Abstract
Gram-negative bacteria remodel their surfaces to interact with the environment, particularly to protect pathogens from immune surveillance and host defenses. The enzyme AlmG is known to be involved in remodeling the Vibrio cholerae surface, but its specific role was not clear. A new study characterizes AlmG at the molecular level, showing it defies phylogenetic expectations to add amino acids to lipopolysaccharide (LPS). This LPS modification plays a pivotal role in V. cholerae resistance to antimicrobial peptides, weapons of the innate immune system against infections.
Keywords: Vibrio cholera, lipopolysaccharide (LPS), antimicrobial peptide (AMP), lipid A, synthetic biology, aminoacylation, polymyxin B
Introduction
A defining feature of Gram-negative bacteria is the presence of an outer membrane, which is an asymmetrical bilayer with glycerophospholipids on the cytoplasmic face and LPS2 anchored to the outer face. The LPS is composed of three regions: the lipid A domain, the core oligosaccharide, and the O-antigen polysaccharide. The lipid A domain is recognized by the innate immune system, leading to the activation of signaling pathways governing host-defense responses, and is the target of antimicrobial peptides such as defensins and polymyxin B, which kill bacteria by affecting membrane integrity. Recognition and exploitation of the lipid A structure therefore relies on the inability of bacteria to alter this component dramatically. However, a wealth of evidence demonstrates that bacteria do modify their lipid A as a virulence strategy to survive the onslaught of host defenses. The canonical lipid A structure, lipid IVA, is found in Escherichia coli K-12 and consists of a glucosamine disaccharide modified with two phosphate groups and four R-3-hydroxymyristoyl acyl chains.
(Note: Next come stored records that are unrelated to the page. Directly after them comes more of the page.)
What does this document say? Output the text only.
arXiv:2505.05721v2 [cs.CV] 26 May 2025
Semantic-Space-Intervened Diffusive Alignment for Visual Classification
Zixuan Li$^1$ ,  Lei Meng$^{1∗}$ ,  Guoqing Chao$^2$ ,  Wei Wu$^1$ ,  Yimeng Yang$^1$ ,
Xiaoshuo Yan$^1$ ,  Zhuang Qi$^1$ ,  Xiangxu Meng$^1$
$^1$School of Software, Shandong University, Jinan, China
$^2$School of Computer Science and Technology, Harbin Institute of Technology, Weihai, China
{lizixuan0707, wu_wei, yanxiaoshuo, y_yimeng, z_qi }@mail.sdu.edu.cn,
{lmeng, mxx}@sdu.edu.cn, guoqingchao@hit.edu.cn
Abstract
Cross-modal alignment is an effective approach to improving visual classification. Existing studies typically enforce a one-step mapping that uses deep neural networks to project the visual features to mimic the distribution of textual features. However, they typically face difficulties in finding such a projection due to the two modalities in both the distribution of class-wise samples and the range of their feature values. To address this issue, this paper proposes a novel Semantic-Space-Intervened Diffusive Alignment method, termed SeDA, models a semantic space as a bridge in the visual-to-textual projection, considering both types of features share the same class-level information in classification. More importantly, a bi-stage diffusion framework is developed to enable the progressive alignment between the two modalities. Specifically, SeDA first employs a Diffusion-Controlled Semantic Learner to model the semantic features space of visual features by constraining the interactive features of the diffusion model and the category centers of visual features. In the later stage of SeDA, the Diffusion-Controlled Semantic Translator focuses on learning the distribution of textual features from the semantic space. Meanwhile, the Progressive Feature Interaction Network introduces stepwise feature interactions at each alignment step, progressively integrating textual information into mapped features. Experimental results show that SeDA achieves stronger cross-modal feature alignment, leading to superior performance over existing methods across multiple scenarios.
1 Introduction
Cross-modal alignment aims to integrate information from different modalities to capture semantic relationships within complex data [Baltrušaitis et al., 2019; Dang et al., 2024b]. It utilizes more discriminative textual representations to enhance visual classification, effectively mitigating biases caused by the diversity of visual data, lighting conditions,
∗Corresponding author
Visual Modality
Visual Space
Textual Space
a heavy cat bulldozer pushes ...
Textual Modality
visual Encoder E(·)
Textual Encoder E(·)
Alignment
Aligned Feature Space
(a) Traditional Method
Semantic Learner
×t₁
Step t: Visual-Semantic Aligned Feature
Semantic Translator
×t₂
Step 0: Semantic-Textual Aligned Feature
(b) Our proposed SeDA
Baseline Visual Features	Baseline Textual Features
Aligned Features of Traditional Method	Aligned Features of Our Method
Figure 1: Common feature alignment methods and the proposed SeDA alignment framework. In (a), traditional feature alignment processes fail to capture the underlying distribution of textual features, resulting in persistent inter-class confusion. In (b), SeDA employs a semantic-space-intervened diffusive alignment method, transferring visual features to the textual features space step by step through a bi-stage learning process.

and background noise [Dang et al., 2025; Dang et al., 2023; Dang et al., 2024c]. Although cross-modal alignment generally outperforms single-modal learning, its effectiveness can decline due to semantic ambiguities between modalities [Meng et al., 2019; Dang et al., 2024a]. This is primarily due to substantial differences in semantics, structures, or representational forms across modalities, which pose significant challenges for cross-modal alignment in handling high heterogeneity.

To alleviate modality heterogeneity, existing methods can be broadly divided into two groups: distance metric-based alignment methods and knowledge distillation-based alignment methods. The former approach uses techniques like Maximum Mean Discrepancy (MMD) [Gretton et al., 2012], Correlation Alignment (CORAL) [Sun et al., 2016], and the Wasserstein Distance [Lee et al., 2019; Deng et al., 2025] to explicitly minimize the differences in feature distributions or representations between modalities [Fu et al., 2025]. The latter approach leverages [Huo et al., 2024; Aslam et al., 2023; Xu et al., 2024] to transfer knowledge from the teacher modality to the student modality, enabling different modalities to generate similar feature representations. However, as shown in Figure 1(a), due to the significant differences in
Two of the hydroxymyristoyl chains are further acylated with laureate (containing a C12 backbone) and myristate (C14) through the action of the late acyltransferases LpxL and LpxM, respectively (1). Pioneering studies demonstrated that Salmonella typhimurium remodels its lipid A by adding 4-amino-4-deoxy-l-arabinose and phosphoethanolamine to mask lipid A's negative charges, limiting its interaction with positively-charged antimicrobial peptides (2, 3), whereas Klebsiella pneumoniae produces a distinct lipid A in vivo to limit inflammation and to resist antimicrobial peptides and polymyxins (4). Although these remodeling events are therefore critical to understanding a variety of bacterial infections, most of the studies on lipid A remodeling have focused primarily on just a few bacterial species.
V. cholerae is the causative agent responsible for the severe diarrheal disease cholera. The global disease burden of cholera is estimated to be between 1.3 and 4 million cases per year with 21,000 to 143,000 deaths. For decades, this pathogen has been used as a model to study the regulation of host–pathogen interactions and, more recently, has enabled investigations of the type VI secretion system that facilitates direct killing of competitors. However, until recently, there was a major gap in our understanding of V. cholerae LPS and its contribution to virulence, even though resistance to polymyxin B has been used as diagnostic test to differentiate the two V. cholerae O1 biotypes, El Tor and Classical. In a landmark work, Stephen Trent's team uncovered that V. cholerae O1 El Tor pandemic strains synthesize novel mono- or diglycine-modified lipid A species (Fig. 1) that confer resistance to polymyxin B and identified the proteins AlmE, AlmF, and AlmG as required for this modification (5). Moreover, they later showed that Classical V. cholerae strains lack a functional AlmEGF due to a mutation in AlmF, providing further evidence for this mechanism and explaining the mystery of why pandemic Classical strains are polymyxin B–susceptible (6). However, further insights are still needed, as the polymyxin B–resistant O1 El Tor strains are currently causing the seventh V. cholerae pandemic.
Figure 1.
Synthesis of hexa-acylated lipid A in V. cholerae. The combined action of LpxN and AlmEFG lead to installation of a glycine-modified 3-hydroxylaurate group on the R-2′-hydroxymyristate acyl chain of Kdo-lipid IVA. Whether the process occurs in a stepwise manner (left) or, as Henderson et al. (7) speculate, whether AlmEFG might be creating a modified substrate for LpxN (right) remains to be seen.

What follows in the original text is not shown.